On Oct. 1, Bartokaly did just that, opening Diwan Hookah Lounge, a white-walled, blue-lit sitting room on Pike Street between First and Second avenues. The place is furnished with low couches and lounge chairs, and with the high ceiling and ample floor space, the flavored- tobacco smoke emanating from the giant, involved pipes has some room to roam. A couple of large wide-screen TVs, set at medium volume, sit on the right wall, playing IMF (International Music Feed), a post-MTV channel with the smart idea that fans of American acts like Fall Out Boy, Common, and Queens of the Stone Age will also enjoy clips by Chinese punk bands and Spanish artist Bebe.

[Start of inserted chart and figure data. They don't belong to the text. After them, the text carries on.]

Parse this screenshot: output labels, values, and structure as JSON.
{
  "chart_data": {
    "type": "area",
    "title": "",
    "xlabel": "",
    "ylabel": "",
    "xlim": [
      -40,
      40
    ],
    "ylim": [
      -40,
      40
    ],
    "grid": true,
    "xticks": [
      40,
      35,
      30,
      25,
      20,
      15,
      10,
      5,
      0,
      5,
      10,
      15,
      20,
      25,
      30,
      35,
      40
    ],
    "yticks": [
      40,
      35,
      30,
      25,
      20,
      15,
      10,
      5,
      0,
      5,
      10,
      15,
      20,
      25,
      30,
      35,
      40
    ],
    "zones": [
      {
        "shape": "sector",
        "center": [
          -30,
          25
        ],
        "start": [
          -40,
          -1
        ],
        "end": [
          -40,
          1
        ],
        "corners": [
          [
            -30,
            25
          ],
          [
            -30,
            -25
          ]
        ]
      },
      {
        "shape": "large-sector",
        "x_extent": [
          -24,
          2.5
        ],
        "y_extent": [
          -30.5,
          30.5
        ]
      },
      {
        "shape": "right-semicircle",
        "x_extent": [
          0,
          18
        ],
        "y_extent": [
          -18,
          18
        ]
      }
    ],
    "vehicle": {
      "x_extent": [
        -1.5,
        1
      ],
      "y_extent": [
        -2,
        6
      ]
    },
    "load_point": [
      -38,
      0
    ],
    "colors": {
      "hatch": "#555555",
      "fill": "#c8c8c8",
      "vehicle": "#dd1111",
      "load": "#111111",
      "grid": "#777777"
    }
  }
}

That kind of thinking—that American culture can always stand an infusion from outside—is what typifies Seattle hookah joints like Diwan and the University District's Rabbit Hole, as well as Middle Eastern restaurant Zaina (with downtown and Pioneer Square locations) and Capitol Hill's B&O Espresso, which also offer hookahs. At least for the time being. A B&O manager, who identified himself only as George, said that I-901 made him "doubt very seriously" the cafe would continue offering hookahs.

A week ago, Bartokaly was sounding optimistic. "I'm not sure if we're included in that," he says. "I understand if you go to a bar or a restaurant that you don't want to be bothered by smoke, but if you come to a hookah lounge, it's different. There's a reason we don't allow cigarettes or cigars [to be smoked] here. It really is a cultural thing. The way I set it up here, with the lighting and the music, it's very relaxing, the way we have it in the Middle East. It's open really late—people stay until 2 or 3 a.m., 4 or 5 a.m. on weekends. People come, talk, play backgammon. Life here is very fast-paced, and I think that's why people like this."

Unfortunately, after a meeting with his lawyer on Friday, Nov. 18, Bartokaly said it looks like I-901 would indeed apply to the hookah lounge.